Lambda could be a compelling offering for many use cases if they made it so that you could set concurrency on each invocation. e.g. only spin up one invocation if you have fewer then 1k requests in flight, and let that invocation process them concurrently. But as long as it can only do 1 request at a time per invocation, it's just a vastly worse version of spinning up 1 process per request, which we moved away from because of how poorly it scales.

nijave · on June 26, 2024

Lambda can scale to 10k in 1 minute https://aws.amazon.com/blogs/aws/aws-lambda-functions-now-sc...

If your response time is 100ms, that's 100k requests in 1 minute.

Lambda runs your code in a VM that's kept hot so repeated invocations aren't launching processes. AWS is eating the cost of keeping the infra idle for you (arguably passing it on).
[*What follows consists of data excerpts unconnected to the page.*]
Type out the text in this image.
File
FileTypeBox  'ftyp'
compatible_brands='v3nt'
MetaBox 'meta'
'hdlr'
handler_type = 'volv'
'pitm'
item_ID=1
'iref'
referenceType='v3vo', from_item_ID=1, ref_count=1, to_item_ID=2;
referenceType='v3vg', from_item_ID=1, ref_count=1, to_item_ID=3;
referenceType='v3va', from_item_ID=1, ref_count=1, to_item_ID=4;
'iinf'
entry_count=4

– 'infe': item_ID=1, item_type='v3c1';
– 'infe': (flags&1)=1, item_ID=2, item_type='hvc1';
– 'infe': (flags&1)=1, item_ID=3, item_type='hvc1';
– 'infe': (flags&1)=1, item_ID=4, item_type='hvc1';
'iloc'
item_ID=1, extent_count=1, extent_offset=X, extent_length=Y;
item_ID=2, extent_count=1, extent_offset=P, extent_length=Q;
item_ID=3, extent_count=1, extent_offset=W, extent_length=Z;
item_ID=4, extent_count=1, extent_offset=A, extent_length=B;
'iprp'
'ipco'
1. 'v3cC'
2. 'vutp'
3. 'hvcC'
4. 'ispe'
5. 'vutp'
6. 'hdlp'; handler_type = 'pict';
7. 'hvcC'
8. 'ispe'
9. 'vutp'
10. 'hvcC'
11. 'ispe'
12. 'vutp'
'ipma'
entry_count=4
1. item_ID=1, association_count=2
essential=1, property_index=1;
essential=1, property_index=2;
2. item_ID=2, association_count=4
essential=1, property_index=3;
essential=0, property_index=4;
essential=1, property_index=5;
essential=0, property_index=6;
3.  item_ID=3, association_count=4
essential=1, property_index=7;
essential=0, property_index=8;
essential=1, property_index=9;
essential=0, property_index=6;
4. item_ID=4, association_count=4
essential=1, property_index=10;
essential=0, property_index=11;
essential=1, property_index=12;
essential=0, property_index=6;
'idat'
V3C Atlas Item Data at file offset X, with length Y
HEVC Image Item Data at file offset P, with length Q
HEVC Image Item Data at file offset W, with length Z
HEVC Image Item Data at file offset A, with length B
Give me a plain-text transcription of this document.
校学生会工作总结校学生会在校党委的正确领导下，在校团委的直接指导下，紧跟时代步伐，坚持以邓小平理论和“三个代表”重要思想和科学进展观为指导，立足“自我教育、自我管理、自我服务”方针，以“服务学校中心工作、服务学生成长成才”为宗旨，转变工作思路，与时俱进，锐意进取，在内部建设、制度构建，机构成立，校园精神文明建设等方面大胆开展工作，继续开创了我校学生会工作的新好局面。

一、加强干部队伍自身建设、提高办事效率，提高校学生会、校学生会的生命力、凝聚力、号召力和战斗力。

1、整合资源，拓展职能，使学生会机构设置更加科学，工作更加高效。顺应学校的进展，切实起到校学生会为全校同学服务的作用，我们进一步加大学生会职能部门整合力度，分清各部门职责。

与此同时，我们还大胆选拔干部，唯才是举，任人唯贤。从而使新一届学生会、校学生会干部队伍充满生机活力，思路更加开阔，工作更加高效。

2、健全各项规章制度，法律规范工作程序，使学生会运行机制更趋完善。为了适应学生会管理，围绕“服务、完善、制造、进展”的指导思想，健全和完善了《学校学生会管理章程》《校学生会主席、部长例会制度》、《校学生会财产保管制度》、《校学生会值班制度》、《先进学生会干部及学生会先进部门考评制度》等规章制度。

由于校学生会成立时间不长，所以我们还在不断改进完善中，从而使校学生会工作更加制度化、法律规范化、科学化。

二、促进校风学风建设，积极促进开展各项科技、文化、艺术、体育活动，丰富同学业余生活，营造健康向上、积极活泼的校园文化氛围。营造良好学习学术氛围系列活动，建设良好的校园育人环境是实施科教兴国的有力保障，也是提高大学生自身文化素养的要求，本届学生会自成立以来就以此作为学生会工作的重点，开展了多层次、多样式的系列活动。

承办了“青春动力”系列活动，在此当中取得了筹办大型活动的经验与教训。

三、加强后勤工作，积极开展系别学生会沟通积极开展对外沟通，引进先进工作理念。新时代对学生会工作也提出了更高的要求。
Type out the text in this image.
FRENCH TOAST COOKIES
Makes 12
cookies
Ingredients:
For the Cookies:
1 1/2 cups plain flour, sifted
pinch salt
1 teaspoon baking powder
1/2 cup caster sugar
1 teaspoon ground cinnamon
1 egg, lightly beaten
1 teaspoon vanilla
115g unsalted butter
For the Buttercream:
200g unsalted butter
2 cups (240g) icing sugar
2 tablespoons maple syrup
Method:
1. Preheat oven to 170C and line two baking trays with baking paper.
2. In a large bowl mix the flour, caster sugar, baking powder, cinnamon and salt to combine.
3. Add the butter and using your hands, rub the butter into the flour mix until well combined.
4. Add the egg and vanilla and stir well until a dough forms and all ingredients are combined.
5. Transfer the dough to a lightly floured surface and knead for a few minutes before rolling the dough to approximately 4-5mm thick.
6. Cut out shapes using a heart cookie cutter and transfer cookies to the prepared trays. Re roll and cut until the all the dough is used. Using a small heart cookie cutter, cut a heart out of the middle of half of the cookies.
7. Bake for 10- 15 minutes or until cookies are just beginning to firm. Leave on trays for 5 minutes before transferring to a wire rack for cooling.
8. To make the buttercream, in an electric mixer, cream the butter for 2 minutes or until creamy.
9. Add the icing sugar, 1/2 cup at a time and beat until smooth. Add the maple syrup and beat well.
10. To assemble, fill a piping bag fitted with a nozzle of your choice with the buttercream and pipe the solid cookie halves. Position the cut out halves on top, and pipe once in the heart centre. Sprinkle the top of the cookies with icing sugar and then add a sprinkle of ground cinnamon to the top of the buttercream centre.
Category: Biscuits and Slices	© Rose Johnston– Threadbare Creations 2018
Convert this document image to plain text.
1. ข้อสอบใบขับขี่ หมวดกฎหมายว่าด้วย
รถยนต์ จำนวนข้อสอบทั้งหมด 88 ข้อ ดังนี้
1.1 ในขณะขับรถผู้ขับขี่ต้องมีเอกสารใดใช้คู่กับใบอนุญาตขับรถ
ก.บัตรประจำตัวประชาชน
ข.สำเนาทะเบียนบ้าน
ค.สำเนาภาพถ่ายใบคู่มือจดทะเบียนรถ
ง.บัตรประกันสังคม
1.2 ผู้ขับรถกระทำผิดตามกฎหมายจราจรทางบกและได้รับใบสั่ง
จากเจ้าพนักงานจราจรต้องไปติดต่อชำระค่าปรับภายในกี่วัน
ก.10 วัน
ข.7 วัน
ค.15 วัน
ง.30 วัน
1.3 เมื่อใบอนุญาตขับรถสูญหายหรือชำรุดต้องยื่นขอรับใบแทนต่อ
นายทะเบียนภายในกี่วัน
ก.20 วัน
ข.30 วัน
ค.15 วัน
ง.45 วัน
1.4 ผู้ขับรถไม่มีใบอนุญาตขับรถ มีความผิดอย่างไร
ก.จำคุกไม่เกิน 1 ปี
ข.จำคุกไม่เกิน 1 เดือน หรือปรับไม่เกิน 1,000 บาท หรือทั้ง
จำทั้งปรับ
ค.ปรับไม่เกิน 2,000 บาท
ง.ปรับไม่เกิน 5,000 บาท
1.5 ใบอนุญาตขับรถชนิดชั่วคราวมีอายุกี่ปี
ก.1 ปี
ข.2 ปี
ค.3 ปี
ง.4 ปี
ndriscoll · on June 26, 2024

A normal application can scale to 10k concurrent requests as fast as they come in (i.e. a fraction of a second). Even at 16kB/request, that's a little over 160 MB of memory. That's the point: a socket and a couple objects per request scales way better than 1 process/request which scales way better than 1 VM per request, regardless of how hot you keep the VM.

Serving 10k concurrent connections/requests was an interesting problem in 1999. People were doing 10M on one server 10 years ago[0]. Lambda is traveling back in time 30 years.

[0] https://migratorydata.com/blog/migratorydata-solved-the-c10m...